IstanPol’un araştırmasına göre, salgın nedeniyle Türkiye ekonomisinin yumuşak karnı olan yüksek işsizliğin, tüm dünyayı etkisi altına alan korona virüs salgını ile birlikte tarihi seviyelere çıkmasından endişe ediliyor. Türkiye İstatistik Kurumu tarafından açıklanan son işsizlik verilerine göre Ocak döneminde işsiz sayısı geçen yılın aynı dönemine göre 306 bin kişi azalarak 4 milyon 362 bin kişi oldu. Ancak gerçek veriler Haziran ve Temmuz aylarında ortaya çıkacak.
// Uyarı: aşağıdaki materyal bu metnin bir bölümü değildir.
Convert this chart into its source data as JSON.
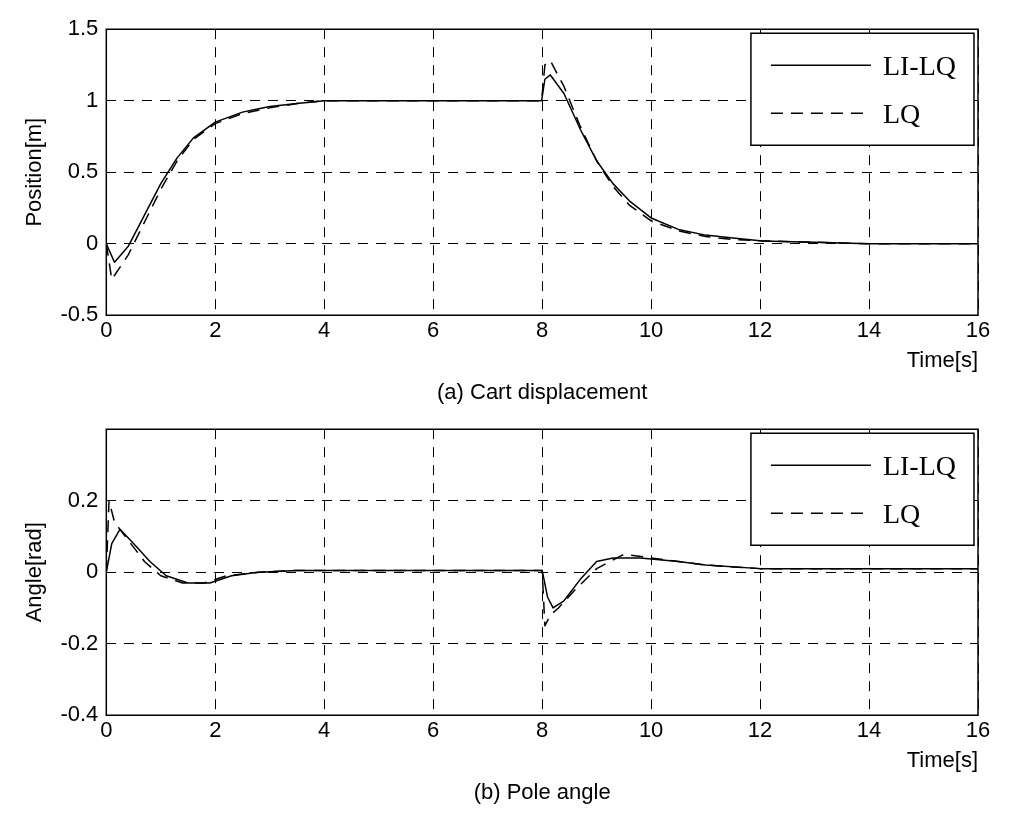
{
  "chart_data": [
    {
      "type": "line",
      "xlabel": "Time[s]",
      "ylabel": "Position[m]",
      "annotations": [
        "(a) Cart displacement"
      ],
      "xlim": [
        0,
        16
      ],
      "xticks": [
        0,
        2,
        4,
        6,
        8,
        10,
        12,
        14,
        16
      ],
      "ylim": [
        -0.5,
        1.5
      ],
      "yticks": [
        -0.5,
        0,
        0.5,
        1,
        1.5
      ],
      "grid": true,
      "legend": "top right",
      "series": [
        {
          "name": "LI-LQ",
          "color": "#000000",
          "line_style": "solid",
          "x": [
            0,
            0.15,
            0.4,
            0.7,
            1,
            1.3,
            1.6,
            2,
            2.5,
            3,
            3.5,
            4,
            5,
            6,
            7,
            7.99,
            8.05,
            8.15,
            8.4,
            8.7,
            9,
            9.3,
            9.6,
            10,
            10.5,
            11,
            11.5,
            12,
            13,
            14,
            16
          ],
          "values": [
            0,
            -0.13,
            -0.02,
            0.2,
            0.42,
            0.6,
            0.74,
            0.85,
            0.92,
            0.96,
            0.98,
            1,
            1,
            1,
            1,
            1,
            1.15,
            1.18,
            1.05,
            0.8,
            0.58,
            0.42,
            0.3,
            0.18,
            0.1,
            0.06,
            0.04,
            0.02,
            0.01,
            0,
            0
          ]
        },
        {
          "name": "LQ",
          "color": "#000000",
          "line_style": "dashed",
          "x": [
            0,
            0.1,
            0.4,
            0.7,
            1,
            1.3,
            1.6,
            2,
            2.5,
            3,
            3.5,
            4,
            5,
            6,
            7,
            7.99,
            8.05,
            8.15,
            8.4,
            8.7,
            9,
            9.3,
            9.6,
            10,
            10.5,
            11,
            11.5,
            12,
            13,
            14,
            16
          ],
          "values": [
            0,
            -0.25,
            -0.08,
            0.15,
            0.38,
            0.58,
            0.73,
            0.84,
            0.91,
            0.95,
            0.98,
            1,
            1,
            1,
            1,
            1,
            1.25,
            1.28,
            1.1,
            0.82,
            0.58,
            0.4,
            0.27,
            0.16,
            0.09,
            0.05,
            0.03,
            0.02,
            0.01,
            0,
            0
          ]
        }
      ]
    },
    {
      "type": "line",
      "xlabel": "Time[s]",
      "ylabel": "Angle[rad]",
      "annotations": [
        "(b) Pole angle"
      ],
      "xlim": [
        0,
        16
      ],
      "xticks": [
        0,
        2,
        4,
        6,
        8,
        10,
        12,
        14,
        16
      ],
      "ylim": [
        -0.4,
        0.4
      ],
      "yticks": [
        -0.4,
        -0.2,
        0,
        0.2
      ],
      "grid": true,
      "legend": "top right",
      "series": [
        {
          "name": "LI-LQ",
          "color": "#000000",
          "line_style": "solid",
          "x": [
            0,
            0.1,
            0.25,
            0.5,
            0.8,
            1.1,
            1.5,
            1.9,
            2.3,
            2.8,
            3.5,
            5,
            8,
            8.1,
            8.2,
            8.4,
            8.7,
            9,
            9.3,
            9.8,
            10.5,
            11,
            12,
            14,
            16
          ],
          "values": [
            0,
            0.08,
            0.12,
            0.08,
            0.03,
            -0.01,
            -0.03,
            -0.03,
            -0.01,
            0,
            0.005,
            0.005,
            0.005,
            -0.07,
            -0.1,
            -0.08,
            -0.02,
            0.03,
            0.04,
            0.04,
            0.03,
            0.02,
            0.01,
            0.01,
            0.01
          ]
        },
        {
          "name": "LQ",
          "color": "#000000",
          "line_style": "dashed",
          "x": [
            0,
            0.05,
            0.15,
            0.4,
            0.7,
            1,
            1.4,
            1.8,
            2.2,
            2.8,
            3.5,
            5,
            8,
            8.05,
            8.15,
            8.3,
            8.6,
            9,
            9.5,
            10,
            10.5,
            11,
            12,
            14,
            16
          ],
          "values": [
            0,
            0.2,
            0.14,
            0.09,
            0.03,
            -0.01,
            -0.03,
            -0.03,
            -0.01,
            0,
            0.005,
            0.005,
            0.005,
            -0.15,
            -0.12,
            -0.1,
            -0.05,
            0.01,
            0.05,
            0.04,
            0.03,
            0.02,
            0.01,
            0.01,
            0.01
          ]
        }
      ]
    }
  ]
}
İstanbul Teknik Üniversitesi’nden Profesör Öner Günçavdı ve Doçent Ayşe Aylin Bayar ile Bilgi Üniversitesi’nden Profesör Haluk Levent tarafından yapılan araştırmaya göre salgının ekonomiye etkileri uzun bir döneme yayılacak ve işsizlikte büyük bir artışa neden olacak,

Türkiye Devrimci İşçi Sendikaları Konfederasyonu da Kovid-19 nedeniyle işsiz sayısının en az ikiye katlanacağı tahmininde bulunuldu.
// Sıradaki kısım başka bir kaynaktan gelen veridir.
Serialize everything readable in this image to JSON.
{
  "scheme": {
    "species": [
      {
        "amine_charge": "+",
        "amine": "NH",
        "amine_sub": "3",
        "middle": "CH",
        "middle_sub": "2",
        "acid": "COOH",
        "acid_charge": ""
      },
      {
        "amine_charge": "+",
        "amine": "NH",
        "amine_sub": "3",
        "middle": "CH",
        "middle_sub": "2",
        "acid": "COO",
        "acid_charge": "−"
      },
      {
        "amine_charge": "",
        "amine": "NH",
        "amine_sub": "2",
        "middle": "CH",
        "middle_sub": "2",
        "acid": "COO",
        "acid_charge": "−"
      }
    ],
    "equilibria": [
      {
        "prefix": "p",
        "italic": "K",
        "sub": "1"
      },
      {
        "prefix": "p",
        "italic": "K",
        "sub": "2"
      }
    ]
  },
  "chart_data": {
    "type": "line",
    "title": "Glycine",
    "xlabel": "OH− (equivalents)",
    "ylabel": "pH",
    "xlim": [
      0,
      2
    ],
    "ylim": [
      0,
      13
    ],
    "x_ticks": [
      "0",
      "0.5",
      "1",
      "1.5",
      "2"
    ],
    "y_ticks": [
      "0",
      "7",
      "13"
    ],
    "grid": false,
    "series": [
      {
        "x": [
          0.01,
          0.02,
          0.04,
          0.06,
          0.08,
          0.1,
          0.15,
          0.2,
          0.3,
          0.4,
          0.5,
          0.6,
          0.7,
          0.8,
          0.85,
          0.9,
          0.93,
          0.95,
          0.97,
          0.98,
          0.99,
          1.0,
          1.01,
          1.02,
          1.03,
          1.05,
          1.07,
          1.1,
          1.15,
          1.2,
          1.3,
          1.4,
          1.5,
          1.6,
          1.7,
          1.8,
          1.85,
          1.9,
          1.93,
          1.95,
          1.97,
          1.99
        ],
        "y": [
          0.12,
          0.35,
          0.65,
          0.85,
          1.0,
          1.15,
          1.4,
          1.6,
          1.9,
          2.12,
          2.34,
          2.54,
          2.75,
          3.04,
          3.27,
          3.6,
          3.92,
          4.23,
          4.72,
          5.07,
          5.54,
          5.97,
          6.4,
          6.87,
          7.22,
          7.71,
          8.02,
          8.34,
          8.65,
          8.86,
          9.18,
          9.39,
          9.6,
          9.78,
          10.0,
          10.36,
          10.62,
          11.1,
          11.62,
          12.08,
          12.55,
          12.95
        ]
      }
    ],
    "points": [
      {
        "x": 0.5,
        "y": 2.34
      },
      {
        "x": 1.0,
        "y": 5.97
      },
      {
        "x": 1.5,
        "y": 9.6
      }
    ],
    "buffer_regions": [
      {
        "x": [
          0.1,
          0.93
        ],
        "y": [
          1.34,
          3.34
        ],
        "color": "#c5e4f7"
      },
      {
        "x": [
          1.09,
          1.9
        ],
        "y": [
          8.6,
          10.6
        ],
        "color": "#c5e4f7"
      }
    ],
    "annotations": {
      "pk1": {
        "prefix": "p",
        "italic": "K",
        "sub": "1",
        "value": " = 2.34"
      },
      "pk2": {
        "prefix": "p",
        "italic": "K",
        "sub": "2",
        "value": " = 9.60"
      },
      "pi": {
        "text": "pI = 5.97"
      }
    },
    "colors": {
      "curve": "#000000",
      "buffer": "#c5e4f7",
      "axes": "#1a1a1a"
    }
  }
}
CHP Genel Başkanı Kemal Kılıçdaroğlu salgının Ramazan ayını huzur ve güven içinde geçirmemizi engellediğini, dini ve beşeri geleneklerimizi değiştirdiğini belirtti: “Salgın, bu kutsal ayın sabır,bağışlama, bereket, ibadet, paylaşma ve adaletle özdeş olması gereken yaşamımızın ne kadar önemli olduğunu da gösterdi. Salgın nedeniyle daha da ağırlaşan ekonomik buhranın, yüz binlerce ailemiz üzerindeki etkisini azaltmaya çalıştık. Kimsenin yoksunluğunu ve yoksulluğunu teşhir etmeme, 'Bir elin verdiğini diğer elin görmediği' bir anlayışla hareket ettik.”

Haftaya yeniden buluşmak üzere hoşça kalın dostlar.